Звук был приглушенным и доносился из включенного по открытой линии сотового телефона, который лежал в кармане ее куртки.
– Адрианна, мы болтаемся прямо за ватиканской стеной, в ста пятидесяти футах. Поезд стоит на месте. Нам оставаться здесь? Как скажешь?
– Отпустите женщин… Пусть заберут Геркулеса… – выговорил Гарри.
Елена неожиданно дернулась к раненому. Добряк повел автоматом.
– Елена! – выкрикнул Гарри.
Елена вновь застыла на месте.
– Если ему не помочь, он умрет.
– Адрианна… – вновь позвал пилот.
– Скажите ему, чтобы оставил в покое поезд и снимал толпу на площади Святого Петра, – чуть слышно приказал Добряк. – Говорите.
Адрианна пару секунд смотрела на него, потом достала телефон и сказала то, что потребовал террорист.
Добряк шагнул к двери и выглянул наружу. Проводив взглядом вертолет, некоторое время барражировавший совсем рядом, а теперь устремившийся на восток и затем свернувший к северу, к собору и площади Святого Петра, Добряк вновь повернулся к своим пленникам.
– А теперь мы выйдем отсюда и переберемся в вокзал.
– Его нельзя переносить… – умоляюще произнесла Елена, взглянув на Добряка.
– В таком случае оставьте его здесь.
– Он умрет.
Гарри заметил, что палец Добряка, лежавший на спусковом крючке автомата, начал нервно подергиваться.
– Елена, делай, что он говорит.
* * *
Они быстро шли вдоль железнодорожных путей, впереди Добряк, прижимавший к себе Елену, следом Гарри и Адрианна. Внезапно перед тепловозом послышалось движение. Шаги убегающих людей. Похоже, двоих.

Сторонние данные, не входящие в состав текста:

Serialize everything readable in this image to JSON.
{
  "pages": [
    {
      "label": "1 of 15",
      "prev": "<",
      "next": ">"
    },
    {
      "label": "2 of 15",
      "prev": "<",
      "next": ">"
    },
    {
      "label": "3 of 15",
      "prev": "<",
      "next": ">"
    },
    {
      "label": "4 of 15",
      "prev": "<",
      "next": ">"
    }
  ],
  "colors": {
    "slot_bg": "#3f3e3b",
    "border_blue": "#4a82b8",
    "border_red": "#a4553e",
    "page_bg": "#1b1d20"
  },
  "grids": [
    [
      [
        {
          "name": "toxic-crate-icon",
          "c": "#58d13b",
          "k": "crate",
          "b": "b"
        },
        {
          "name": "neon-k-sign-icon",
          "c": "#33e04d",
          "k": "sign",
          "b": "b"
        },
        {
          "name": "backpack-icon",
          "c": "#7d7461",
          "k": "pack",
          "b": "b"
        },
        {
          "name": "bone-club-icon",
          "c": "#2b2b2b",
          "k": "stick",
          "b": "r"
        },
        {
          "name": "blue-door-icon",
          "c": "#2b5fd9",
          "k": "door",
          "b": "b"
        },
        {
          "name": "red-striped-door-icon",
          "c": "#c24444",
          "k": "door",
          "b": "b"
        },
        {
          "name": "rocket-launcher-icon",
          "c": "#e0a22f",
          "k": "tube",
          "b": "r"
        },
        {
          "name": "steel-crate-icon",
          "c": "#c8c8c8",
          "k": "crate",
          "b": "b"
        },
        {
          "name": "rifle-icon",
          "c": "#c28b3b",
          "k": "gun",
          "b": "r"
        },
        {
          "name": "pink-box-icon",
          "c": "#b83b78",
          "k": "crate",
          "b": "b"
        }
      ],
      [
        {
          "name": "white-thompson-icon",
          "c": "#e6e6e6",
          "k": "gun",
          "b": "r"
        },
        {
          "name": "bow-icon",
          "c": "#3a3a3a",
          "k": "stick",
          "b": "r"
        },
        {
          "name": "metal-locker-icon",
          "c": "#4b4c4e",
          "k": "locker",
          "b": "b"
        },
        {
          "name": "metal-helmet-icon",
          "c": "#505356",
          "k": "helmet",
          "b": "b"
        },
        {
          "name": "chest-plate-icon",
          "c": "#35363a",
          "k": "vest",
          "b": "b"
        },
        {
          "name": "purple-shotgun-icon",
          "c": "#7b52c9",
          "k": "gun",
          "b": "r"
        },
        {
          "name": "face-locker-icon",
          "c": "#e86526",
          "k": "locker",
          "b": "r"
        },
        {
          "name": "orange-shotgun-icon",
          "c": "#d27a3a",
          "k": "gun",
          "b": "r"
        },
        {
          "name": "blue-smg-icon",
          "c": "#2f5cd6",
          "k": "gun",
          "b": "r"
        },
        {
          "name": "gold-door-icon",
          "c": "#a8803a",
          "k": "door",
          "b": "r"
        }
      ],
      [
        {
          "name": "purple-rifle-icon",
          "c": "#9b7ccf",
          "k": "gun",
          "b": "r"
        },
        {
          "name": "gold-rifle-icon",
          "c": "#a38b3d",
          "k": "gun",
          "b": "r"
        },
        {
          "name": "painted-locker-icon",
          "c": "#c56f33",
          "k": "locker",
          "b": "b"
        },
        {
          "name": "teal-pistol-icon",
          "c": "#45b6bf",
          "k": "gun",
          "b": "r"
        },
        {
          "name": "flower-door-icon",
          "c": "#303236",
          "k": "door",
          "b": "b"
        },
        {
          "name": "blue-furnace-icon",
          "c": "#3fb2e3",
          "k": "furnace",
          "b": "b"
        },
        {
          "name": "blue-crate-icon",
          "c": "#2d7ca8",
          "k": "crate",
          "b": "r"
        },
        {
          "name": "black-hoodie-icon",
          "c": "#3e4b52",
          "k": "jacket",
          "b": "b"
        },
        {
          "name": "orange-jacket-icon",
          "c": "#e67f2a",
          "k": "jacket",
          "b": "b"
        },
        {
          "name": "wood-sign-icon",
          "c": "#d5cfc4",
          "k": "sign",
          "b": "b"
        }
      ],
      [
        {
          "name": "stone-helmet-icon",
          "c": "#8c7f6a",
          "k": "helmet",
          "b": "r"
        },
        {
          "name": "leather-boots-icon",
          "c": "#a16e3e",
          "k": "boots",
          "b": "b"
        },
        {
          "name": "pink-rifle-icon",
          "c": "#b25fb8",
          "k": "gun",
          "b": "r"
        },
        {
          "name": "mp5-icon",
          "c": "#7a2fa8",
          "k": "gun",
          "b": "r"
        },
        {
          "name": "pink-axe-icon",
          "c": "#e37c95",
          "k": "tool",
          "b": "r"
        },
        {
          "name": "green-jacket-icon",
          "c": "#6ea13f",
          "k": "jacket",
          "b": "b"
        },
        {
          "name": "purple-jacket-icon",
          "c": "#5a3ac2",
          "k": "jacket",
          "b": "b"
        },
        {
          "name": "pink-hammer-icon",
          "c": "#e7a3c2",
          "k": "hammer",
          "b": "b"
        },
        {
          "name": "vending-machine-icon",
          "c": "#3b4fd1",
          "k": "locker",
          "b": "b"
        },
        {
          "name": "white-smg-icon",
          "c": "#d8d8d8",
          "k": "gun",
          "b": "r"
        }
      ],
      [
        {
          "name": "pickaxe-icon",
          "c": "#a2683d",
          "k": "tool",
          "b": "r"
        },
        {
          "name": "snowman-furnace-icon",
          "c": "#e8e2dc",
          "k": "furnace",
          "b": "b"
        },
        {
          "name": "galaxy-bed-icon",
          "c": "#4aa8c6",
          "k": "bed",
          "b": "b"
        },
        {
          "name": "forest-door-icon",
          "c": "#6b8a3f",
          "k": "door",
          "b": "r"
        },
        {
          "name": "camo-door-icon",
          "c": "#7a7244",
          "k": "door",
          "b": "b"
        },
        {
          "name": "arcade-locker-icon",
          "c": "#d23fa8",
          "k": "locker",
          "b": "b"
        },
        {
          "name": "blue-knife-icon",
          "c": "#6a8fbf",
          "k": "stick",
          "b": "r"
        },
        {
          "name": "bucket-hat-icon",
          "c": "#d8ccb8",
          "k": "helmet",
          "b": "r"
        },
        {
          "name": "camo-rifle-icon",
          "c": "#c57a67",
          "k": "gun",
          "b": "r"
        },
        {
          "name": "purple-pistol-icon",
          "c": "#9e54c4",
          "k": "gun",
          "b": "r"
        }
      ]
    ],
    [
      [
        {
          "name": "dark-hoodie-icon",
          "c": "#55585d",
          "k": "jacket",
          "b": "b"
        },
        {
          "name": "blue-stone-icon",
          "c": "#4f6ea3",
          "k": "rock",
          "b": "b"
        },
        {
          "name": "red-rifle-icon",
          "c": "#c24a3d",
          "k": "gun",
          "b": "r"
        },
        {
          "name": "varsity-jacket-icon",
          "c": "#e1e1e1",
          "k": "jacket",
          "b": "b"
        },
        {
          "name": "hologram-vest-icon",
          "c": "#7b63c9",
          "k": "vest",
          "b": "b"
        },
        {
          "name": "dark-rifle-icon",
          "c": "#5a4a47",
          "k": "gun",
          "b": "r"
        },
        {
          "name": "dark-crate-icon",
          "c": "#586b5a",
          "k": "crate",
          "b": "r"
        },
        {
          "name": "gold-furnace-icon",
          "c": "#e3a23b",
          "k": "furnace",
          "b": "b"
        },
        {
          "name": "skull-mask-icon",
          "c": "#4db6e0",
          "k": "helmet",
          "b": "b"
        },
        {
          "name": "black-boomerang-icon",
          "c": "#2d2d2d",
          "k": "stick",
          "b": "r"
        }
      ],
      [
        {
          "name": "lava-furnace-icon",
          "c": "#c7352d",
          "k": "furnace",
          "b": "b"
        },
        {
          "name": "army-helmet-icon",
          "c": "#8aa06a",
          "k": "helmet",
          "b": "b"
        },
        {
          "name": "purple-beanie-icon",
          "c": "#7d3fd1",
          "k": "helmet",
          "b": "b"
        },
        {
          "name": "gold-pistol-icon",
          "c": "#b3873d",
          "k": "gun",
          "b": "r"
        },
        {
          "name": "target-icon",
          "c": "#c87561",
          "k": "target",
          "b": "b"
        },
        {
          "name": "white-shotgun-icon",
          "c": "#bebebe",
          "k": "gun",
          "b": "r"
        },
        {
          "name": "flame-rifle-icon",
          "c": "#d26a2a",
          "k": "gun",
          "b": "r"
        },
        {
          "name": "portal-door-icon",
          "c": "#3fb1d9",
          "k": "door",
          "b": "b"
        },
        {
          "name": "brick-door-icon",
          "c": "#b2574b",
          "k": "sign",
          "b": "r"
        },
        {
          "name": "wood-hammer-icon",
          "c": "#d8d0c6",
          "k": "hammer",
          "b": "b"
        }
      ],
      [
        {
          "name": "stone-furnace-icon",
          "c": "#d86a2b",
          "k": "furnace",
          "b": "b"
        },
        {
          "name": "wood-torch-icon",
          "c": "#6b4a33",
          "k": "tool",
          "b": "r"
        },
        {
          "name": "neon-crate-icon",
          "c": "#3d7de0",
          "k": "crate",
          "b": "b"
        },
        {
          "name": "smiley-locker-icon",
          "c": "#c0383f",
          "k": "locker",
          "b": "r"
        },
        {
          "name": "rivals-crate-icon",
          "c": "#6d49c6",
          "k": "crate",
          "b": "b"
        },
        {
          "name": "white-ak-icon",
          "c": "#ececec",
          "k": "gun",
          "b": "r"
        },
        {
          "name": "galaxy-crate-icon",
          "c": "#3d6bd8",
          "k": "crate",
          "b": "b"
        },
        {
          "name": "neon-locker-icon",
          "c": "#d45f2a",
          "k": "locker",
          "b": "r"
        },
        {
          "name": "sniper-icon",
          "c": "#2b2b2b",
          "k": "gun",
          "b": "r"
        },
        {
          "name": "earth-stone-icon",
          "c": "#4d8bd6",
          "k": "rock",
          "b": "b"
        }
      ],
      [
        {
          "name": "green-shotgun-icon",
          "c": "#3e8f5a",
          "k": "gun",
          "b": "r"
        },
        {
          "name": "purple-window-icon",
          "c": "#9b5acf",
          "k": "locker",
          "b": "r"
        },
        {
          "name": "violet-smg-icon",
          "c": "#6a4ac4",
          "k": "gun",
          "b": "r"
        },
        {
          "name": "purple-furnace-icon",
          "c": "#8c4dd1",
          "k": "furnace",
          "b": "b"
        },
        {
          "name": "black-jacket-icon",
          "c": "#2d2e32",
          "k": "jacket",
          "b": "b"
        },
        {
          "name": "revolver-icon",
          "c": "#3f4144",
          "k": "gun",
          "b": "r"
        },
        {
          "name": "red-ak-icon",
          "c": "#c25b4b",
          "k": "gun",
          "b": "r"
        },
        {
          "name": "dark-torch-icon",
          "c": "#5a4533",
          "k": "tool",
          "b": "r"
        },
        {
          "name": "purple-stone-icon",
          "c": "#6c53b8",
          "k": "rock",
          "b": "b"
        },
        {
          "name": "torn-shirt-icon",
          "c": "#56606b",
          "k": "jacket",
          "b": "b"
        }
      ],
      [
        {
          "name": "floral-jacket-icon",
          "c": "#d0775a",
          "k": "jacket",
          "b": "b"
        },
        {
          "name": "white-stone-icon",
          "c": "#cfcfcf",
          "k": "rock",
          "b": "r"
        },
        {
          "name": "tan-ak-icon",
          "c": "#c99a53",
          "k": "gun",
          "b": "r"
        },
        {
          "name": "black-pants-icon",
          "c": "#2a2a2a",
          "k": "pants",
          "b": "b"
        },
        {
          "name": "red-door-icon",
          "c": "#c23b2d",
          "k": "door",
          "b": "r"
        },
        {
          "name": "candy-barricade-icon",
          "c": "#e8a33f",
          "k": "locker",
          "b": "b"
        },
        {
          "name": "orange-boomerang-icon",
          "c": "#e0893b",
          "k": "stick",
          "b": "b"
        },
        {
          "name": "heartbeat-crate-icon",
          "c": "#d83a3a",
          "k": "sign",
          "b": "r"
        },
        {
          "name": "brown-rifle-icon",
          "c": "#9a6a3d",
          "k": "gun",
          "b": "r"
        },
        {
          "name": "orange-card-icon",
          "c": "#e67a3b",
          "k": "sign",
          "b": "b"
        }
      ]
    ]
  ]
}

Томас Добряк сделал еще полшага. Действительно, машинист тепловоза и его помощник со всех ног мчались к открытым воротам. Добряк мотнул головой, взглядом предупредив Гарри, чтобы тот не шевелился, повел стволом автомата в ту сторону и, не целясь, дал две короткие очереди. Оба железнодорожника повалились, как брошенные мешки с мукой.
– Матерь Божия! – Елена перекрестилась.
– Вперед! – приказал Добряк, и они пересекли пути перед самым носом тепловоза. – Туда. – Он указал на окрашенную деревянную дверь, ведущую в здание.
На ходу бросил взгляд на широко открытые ворота в ватиканской стене и там, у самого конца боковой ветки, где старые рельсы соединялись с основным путем, разглядел автомобиль и рядом с ним фигурки двоих мужчин, глядевших в эту сторону.
Скала. Кастеллетти.
Значит, Роскани все еще где‑то внутри. Но где же?!
* * *
Превозмогая боль в раненой ноге, Роскани кое‑как ковылял, то и дело останавливаясь передохнуть, а потом ковылял дальше, изо всех сил прижимая ладонь правой руки к ране в бедре. Он думал, что идет по направлению к вокзалу, но уже давно не был в этом уверен – из‑за дыма и боли в ноге он совершенно утратил ориентировку. Но все же заставлял себя идти дальше, держа пистолет в левой, свободной руке.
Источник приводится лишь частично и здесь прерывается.